Сложив руки чашей, я призываю молнию, и на пальцах у меня рассыпаются зазубренные фиолетово-белые искры.
– Фиолетовый? – ухмыльнувшись, говорит Рейф. – Мило.
Я с улыбкой окидываю взглядом их неестественно яркие волосы. Синий цвет, зеленый, белый.
– Я не планирую краситься.
Лето в Пьемонте мстительно-жаркое, и только Кэл его выносит. Задыхаясь от усталости и духоты, я пихаю его в бок, пока он не откатывается. Он проделывает это медленно и лениво, почти во сне. И в результате, не рассчитав, сваливается с узкой кровати на твердый пол. Кэл приходит в себя и подскакивает – растрепанный, с торчащими волосами, в чем мать родила.
– Клянусь цветами Дома, – буркает он, потирая голову.
Мне его не жаль.
– Если бы ты не настоял, чтобы мы спали в этой расфуфыренной кладовке, никаких проблем бы не было.
Даже здешний потолок, покрытый пестрой штукатуркой, меня угнетает. Единственное открытое окно не рассеивает жару, особенно в середине дня. И страшно подумать, какими тонкими могут оказаться стены. По крайней мере, Кэлу не приходится делить комнату с другими солдатами.
Возвышаясь надо мной, Кэл ворчит:
– Мне нравятся казармы.
Он неуклюже натягивает шорты. Потом на место со щелчком садятся браслеты. Замки у них замысловатые, но эта привычка вошла в плоть и кровь Кэла.
– А тебе не приходится жить в одной комнате с сестрой.
Я сажусь и натягиваю рубашку через голову. Наш полдневный перерыв закончится через несколько минут; скоро меня будут ждать на Грозовом холме.
– Ты прав. Я все никак не могу справиться со своим пунктиком.

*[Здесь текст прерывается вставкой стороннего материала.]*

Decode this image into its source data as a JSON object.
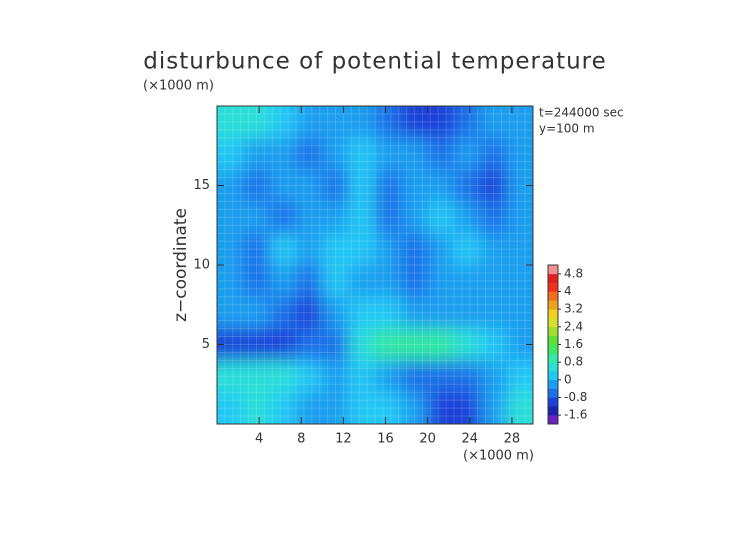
{
  "chart_data": {
    "type": "contour",
    "title": "disturbunce of potential temperature",
    "y_unit_label": "(×1000 m)",
    "x_unit_label": "(×1000 m)",
    "ylabel": "z−coordinate",
    "annotations": [
      "t=244000 sec",
      "y=100 m"
    ],
    "x": [
      1.25,
      3.75,
      6.25,
      8.75,
      11.25,
      13.75,
      16.25,
      18.75,
      21.25,
      23.75,
      26.25,
      28.75
    ],
    "y": [
      19,
      17,
      15,
      13,
      11,
      9,
      7,
      5,
      3,
      1
    ],
    "z": [
      [
        0.4,
        0.4,
        0,
        -0.4,
        -0.4,
        -0.4,
        -0.8,
        -1.2,
        -1.2,
        -0.8,
        -0.4,
        -0.4
      ],
      [
        0,
        -0.4,
        -0.4,
        -0.8,
        -0.4,
        0,
        -0.4,
        -0.4,
        -0.8,
        -0.4,
        -0.8,
        -0.4
      ],
      [
        -0.4,
        -0.8,
        -0.4,
        -0.4,
        -0.8,
        0,
        -0.8,
        -0.4,
        -0.4,
        -0.8,
        -1.2,
        -0.4
      ],
      [
        -0.4,
        -0.4,
        -0.8,
        -0.4,
        -0.4,
        0,
        -0.8,
        -0.4,
        0,
        -0.4,
        -0.8,
        -0.4
      ],
      [
        -0.4,
        -0.8,
        0,
        -0.4,
        0,
        0,
        -0.4,
        -0.8,
        -0.4,
        0,
        -0.4,
        -0.4
      ],
      [
        -0.4,
        -0.8,
        -0.4,
        -0.8,
        0,
        -0.4,
        -0.4,
        -0.8,
        -0.4,
        -0.4,
        -0.4,
        -0.4
      ],
      [
        -0.4,
        -0.4,
        -0.8,
        -1.2,
        -0.4,
        0,
        0,
        -0.4,
        -0.4,
        -0.4,
        -0.4,
        -0.4
      ],
      [
        -1.2,
        -1.2,
        -1.2,
        -0.8,
        -0.8,
        0.4,
        0.8,
        0.8,
        0.8,
        0.4,
        0,
        -0.4
      ],
      [
        0.4,
        0.4,
        0.4,
        0,
        -0.4,
        0,
        -0.4,
        -0.8,
        -0.8,
        -0.8,
        -0.4,
        0
      ],
      [
        0,
        0.4,
        0,
        -0.4,
        -0.4,
        0,
        0,
        -0.4,
        -1.2,
        -1.2,
        -0.4,
        0.4
      ]
    ],
    "xlim": [
      0,
      30
    ],
    "xticks": [
      4,
      8,
      12,
      16,
      20,
      24,
      28
    ],
    "ylim": [
      0,
      20
    ],
    "yticks": [
      5,
      10,
      15
    ],
    "colorbar": {
      "levels": [
        -1.6,
        -1.2,
        -0.8,
        -0.4,
        0,
        0.4,
        0.8,
        1.2,
        1.6,
        2,
        2.4,
        2.8,
        3.2,
        3.6,
        4,
        4.4,
        4.8
      ],
      "colors": [
        "#6a1fbf",
        "#1a22b0",
        "#1a40d8",
        "#1f6fe8",
        "#1c9ef0",
        "#22c8f5",
        "#2adfd8",
        "#33e8a0",
        "#3fe860",
        "#5de033",
        "#a0e030",
        "#d8e030",
        "#f0d020",
        "#f0a020",
        "#f07020",
        "#f03020",
        "#e02020",
        "#f09090"
      ],
      "ticks": [
        4.8,
        4,
        3.2,
        2.4,
        1.6,
        0.8,
        0,
        -0.8,
        -1.6
      ]
    }
  }
}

«Пунктик» – это, разумеется, травма, которая никак не проходит. Мне снятся ужасные кошмары, если я сплю одна.
Кэл замирает, с полунадетой рубашкой над головой. Он вздрагивает и втягивает воздух сквозь зубы.
– Я не это имел в виду.
Теперь моя очередь отводить глаза. Я тереблю простыни. С военного склада, стиранные столько раз, что они уже почти просвечивают.
– Знаю.
Кровать качается, и пружины скрипят, когда Кэл наклоняется ко мне. Его губы касаются моей макушки.